Successful management of wetlands now and in the future will require frequent monitoring and an understanding of how conditions fit within that location’s larger temporal context. Here we explore the temporal segmentation algorithm LandTrendr for this purpose by applying LandTrendr to surface water dynamics in Minnesota from 1984 to 2019. This model was very accurate in comparison to an independent set of image interpretations. Qualitatively, these results also appear accurate at multiple scales. Surface water trendlines for individual pixels were as expected for a variety of wetland types and degrees of inundation, removing spurious interannual fluctuations in values but identifying longer-term trends. Aggregations of trendlines across multiple pixels also produced reasonable trends spatially and temporally, and can create larger maps of landscape-level surface water dynamics such as frequency or recency of inundation.
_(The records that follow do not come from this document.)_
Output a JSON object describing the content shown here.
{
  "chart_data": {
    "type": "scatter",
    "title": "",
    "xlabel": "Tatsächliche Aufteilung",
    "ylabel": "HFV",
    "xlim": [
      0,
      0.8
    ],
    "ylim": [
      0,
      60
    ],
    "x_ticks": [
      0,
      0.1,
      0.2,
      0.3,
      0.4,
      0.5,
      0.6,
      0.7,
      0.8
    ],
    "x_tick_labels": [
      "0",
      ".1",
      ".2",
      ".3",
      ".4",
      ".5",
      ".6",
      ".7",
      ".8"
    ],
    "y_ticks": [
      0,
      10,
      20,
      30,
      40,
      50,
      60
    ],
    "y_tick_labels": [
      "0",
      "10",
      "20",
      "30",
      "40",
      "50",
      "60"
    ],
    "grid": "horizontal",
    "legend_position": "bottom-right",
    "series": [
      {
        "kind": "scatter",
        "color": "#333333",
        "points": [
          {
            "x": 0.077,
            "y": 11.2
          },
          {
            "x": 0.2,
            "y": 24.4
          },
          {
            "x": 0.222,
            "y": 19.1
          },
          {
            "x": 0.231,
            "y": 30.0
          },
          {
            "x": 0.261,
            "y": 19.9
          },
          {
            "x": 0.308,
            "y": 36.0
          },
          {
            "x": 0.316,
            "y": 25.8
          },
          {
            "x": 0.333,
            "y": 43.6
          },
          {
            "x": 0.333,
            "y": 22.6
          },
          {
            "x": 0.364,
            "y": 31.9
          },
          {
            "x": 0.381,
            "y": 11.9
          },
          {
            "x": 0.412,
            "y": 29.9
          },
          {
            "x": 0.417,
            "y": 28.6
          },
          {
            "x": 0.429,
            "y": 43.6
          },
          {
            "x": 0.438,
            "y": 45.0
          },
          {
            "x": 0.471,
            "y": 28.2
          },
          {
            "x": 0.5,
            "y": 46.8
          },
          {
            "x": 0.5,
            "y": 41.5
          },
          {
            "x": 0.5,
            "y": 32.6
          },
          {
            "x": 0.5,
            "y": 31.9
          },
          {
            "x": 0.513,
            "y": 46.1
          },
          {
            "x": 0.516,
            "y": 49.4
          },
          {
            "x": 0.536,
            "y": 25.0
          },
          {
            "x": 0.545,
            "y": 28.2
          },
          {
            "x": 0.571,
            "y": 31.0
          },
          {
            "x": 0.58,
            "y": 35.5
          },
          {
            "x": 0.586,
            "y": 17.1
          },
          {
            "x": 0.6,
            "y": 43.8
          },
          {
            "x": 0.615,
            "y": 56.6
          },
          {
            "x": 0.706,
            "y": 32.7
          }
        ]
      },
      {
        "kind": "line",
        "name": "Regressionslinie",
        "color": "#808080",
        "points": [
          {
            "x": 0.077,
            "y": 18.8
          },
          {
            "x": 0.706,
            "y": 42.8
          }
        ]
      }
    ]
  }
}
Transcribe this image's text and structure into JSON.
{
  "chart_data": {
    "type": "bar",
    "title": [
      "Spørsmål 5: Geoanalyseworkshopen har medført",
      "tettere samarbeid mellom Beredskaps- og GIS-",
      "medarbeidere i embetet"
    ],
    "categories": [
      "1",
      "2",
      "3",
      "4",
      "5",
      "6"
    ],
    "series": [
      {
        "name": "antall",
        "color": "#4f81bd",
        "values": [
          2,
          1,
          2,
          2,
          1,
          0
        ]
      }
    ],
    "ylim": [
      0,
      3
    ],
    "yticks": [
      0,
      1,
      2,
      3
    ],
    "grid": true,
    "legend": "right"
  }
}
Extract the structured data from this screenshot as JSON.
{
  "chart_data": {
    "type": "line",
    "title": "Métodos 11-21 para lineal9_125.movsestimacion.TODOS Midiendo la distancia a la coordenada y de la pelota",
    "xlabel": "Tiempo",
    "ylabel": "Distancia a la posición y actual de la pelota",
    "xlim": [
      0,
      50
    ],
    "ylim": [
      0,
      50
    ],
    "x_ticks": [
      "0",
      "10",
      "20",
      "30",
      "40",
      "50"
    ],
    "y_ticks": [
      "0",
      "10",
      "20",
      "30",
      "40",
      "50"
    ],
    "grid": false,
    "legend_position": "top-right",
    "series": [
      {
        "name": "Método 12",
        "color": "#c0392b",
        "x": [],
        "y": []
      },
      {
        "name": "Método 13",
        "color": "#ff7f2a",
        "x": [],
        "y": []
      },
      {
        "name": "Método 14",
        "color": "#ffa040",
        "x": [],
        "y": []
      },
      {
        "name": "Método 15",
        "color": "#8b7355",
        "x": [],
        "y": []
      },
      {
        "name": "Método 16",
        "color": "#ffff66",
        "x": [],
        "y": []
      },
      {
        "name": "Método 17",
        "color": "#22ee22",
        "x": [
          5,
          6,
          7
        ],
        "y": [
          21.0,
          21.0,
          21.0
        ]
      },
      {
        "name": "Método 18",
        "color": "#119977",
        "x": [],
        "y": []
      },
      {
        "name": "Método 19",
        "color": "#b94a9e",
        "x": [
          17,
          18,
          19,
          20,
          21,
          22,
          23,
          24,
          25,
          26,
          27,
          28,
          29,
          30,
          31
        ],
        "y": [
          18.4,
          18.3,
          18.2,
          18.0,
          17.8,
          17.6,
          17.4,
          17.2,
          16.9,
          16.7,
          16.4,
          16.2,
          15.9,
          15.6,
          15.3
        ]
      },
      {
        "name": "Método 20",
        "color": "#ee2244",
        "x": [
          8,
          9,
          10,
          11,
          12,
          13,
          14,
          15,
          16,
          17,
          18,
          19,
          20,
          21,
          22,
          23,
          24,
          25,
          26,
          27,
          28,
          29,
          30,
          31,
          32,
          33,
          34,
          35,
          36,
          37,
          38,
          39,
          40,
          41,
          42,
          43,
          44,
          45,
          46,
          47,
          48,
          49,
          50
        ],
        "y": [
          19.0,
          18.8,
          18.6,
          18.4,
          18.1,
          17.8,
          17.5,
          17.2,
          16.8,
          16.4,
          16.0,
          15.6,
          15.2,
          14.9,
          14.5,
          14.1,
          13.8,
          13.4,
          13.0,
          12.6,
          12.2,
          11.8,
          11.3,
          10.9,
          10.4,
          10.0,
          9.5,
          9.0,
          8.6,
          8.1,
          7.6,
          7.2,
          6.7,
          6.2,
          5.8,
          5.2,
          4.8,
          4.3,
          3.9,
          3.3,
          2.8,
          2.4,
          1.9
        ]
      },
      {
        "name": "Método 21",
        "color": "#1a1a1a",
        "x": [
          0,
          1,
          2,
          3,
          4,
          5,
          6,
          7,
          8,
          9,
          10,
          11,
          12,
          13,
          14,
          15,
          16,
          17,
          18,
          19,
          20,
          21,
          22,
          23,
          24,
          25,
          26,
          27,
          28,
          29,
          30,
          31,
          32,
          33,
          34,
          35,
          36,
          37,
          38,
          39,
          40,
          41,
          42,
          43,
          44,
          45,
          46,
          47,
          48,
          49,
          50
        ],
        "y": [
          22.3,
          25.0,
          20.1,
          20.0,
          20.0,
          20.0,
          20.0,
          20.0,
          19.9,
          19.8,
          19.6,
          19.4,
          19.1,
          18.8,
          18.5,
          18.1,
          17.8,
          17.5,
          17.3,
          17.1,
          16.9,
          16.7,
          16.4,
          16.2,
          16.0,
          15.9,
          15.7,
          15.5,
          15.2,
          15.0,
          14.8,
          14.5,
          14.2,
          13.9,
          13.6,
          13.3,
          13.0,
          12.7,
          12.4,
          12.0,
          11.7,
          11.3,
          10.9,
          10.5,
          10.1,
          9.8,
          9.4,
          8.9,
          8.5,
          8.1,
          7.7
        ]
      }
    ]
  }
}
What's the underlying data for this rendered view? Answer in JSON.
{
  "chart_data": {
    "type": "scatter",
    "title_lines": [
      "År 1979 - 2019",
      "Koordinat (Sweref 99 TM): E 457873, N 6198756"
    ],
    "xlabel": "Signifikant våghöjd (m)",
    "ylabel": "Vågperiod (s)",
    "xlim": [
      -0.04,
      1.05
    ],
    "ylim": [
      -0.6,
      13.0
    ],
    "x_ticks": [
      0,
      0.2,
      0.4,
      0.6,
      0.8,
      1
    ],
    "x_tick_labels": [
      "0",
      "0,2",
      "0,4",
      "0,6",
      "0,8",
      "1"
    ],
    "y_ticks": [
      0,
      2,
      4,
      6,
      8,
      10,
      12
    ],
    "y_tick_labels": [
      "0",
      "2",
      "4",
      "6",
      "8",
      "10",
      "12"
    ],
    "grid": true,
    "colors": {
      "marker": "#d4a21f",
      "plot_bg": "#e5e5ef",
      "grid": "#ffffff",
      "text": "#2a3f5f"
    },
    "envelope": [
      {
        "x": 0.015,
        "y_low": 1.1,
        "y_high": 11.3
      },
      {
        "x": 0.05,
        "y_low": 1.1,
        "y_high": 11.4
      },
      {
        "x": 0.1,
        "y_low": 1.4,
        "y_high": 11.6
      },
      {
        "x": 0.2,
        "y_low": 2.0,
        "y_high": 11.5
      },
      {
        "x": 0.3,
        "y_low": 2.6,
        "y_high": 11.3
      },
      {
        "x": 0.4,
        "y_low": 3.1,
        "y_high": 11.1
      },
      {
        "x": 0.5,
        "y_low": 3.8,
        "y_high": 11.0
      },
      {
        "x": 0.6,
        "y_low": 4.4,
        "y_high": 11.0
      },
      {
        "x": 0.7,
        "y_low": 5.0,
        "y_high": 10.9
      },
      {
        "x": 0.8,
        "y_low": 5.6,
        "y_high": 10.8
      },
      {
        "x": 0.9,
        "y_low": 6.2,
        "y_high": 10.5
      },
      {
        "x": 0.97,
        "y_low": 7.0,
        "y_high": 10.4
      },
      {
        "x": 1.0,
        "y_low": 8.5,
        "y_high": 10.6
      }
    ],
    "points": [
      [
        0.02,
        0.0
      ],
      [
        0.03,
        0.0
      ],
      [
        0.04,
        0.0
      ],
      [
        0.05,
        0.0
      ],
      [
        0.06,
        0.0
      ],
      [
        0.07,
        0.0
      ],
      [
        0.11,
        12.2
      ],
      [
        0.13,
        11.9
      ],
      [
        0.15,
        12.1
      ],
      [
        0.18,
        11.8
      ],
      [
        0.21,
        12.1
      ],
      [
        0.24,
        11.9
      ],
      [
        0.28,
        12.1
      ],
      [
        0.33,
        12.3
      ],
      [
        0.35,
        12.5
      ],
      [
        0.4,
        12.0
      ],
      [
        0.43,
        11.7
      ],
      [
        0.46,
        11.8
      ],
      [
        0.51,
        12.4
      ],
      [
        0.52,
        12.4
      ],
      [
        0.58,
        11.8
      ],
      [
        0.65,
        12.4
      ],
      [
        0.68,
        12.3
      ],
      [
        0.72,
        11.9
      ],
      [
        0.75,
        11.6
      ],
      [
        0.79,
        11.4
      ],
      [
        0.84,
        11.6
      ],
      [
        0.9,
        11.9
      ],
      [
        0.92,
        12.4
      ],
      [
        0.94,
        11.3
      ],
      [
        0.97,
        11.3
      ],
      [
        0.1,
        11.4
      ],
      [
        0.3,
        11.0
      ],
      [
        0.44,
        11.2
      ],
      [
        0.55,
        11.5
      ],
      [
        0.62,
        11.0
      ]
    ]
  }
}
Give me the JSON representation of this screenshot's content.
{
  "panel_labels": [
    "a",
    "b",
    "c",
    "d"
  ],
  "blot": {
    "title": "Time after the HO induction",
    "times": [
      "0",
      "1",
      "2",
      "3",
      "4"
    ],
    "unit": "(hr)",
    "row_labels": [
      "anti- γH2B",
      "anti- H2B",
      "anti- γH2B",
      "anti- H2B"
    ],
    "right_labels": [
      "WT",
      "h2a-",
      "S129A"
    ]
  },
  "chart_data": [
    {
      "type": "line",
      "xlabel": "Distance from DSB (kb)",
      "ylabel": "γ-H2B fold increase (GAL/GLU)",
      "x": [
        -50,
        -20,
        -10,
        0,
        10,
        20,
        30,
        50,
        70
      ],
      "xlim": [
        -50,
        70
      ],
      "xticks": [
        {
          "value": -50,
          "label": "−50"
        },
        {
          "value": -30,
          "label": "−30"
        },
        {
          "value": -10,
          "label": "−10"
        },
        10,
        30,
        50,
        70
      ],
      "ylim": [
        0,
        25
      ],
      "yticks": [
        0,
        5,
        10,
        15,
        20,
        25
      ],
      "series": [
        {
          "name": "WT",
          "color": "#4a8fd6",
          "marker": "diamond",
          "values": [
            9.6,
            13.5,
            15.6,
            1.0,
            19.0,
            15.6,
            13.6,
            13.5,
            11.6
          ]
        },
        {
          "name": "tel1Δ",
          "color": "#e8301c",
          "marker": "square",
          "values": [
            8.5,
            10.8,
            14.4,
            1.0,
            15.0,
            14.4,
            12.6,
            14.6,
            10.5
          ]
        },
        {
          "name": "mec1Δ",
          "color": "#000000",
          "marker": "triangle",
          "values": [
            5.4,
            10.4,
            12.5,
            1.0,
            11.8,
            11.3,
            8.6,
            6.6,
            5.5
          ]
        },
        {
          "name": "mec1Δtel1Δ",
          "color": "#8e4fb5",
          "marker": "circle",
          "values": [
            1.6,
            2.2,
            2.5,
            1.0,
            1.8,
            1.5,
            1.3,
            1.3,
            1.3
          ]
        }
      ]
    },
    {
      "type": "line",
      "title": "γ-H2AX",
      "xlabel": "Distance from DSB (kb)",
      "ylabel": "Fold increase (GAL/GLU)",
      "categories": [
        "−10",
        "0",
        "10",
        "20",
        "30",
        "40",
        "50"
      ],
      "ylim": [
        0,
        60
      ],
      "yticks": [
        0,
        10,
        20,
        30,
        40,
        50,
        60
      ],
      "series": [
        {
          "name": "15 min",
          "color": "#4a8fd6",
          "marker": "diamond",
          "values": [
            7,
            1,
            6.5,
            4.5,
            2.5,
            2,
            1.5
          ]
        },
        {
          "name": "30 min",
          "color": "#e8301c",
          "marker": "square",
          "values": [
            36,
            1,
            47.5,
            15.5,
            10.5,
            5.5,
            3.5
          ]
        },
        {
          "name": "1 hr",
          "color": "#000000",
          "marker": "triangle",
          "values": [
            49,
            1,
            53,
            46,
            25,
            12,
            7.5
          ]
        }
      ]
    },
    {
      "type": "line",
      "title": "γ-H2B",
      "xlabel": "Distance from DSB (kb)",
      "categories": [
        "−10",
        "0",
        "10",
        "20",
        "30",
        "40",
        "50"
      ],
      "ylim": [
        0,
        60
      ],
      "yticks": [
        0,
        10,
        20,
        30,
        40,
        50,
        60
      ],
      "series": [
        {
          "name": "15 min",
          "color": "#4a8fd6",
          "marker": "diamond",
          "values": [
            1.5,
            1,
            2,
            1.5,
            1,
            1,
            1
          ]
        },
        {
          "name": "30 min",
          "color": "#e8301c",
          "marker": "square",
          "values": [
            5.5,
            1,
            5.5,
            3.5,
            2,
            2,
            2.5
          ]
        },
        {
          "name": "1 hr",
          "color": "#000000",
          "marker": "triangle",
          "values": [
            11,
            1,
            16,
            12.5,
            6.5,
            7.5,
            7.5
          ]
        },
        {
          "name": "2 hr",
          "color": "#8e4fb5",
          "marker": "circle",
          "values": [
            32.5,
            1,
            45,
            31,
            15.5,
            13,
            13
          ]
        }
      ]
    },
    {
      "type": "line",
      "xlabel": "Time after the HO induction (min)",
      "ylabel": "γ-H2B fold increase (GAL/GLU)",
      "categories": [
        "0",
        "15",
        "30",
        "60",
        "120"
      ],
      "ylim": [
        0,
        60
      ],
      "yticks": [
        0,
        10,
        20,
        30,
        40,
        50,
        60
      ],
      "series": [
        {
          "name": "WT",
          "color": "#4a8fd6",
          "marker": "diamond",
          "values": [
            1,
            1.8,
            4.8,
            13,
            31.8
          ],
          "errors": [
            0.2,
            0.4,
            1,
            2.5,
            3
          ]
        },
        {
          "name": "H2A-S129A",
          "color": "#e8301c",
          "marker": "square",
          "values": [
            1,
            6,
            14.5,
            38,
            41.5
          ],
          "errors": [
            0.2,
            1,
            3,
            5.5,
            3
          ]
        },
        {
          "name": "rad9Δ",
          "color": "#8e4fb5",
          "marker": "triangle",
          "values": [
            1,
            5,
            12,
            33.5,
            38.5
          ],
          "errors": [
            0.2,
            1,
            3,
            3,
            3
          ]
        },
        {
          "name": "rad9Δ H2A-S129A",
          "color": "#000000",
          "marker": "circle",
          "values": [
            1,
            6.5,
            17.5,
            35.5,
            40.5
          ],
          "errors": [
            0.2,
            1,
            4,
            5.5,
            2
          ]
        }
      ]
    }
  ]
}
The high accuracies achieved here suggest that LandTrendr could be a valuable tool for increasing the confidence of long, complex time series analysis, and already shows the ability to identify changes in the NWI by being able to separate water regime classes. These high accuracies were achieved with relatively minimal input: optimal parameters for LandTrendr in this system were identified, but the SWF algorithm used with LandTrendr requires no training data outside of the time series of surface reflectance images, suggesting it could be easily applied to monitor wetlands generally. However, spatial clustering of error locations and relatively poor performance identifying areas of emergent wetlands suggest that performance is strongly influenced by the time series provided, and there is a limit to the amount of noise in the time-series for which LandTrendr can compensate. The methods described here are intended to minimize the amount of training to evaluate LandTrendr’s performance generally, but including additional training data to more accurately capture inundation for different wetlands or varying parameterizations by wetland type or location could further enhance the accuracy of LandTrendr results. Overall, the accuracy achieved here in this initial application suggests LandTrendr is suitable for wetland monitoring from the local to regional scale.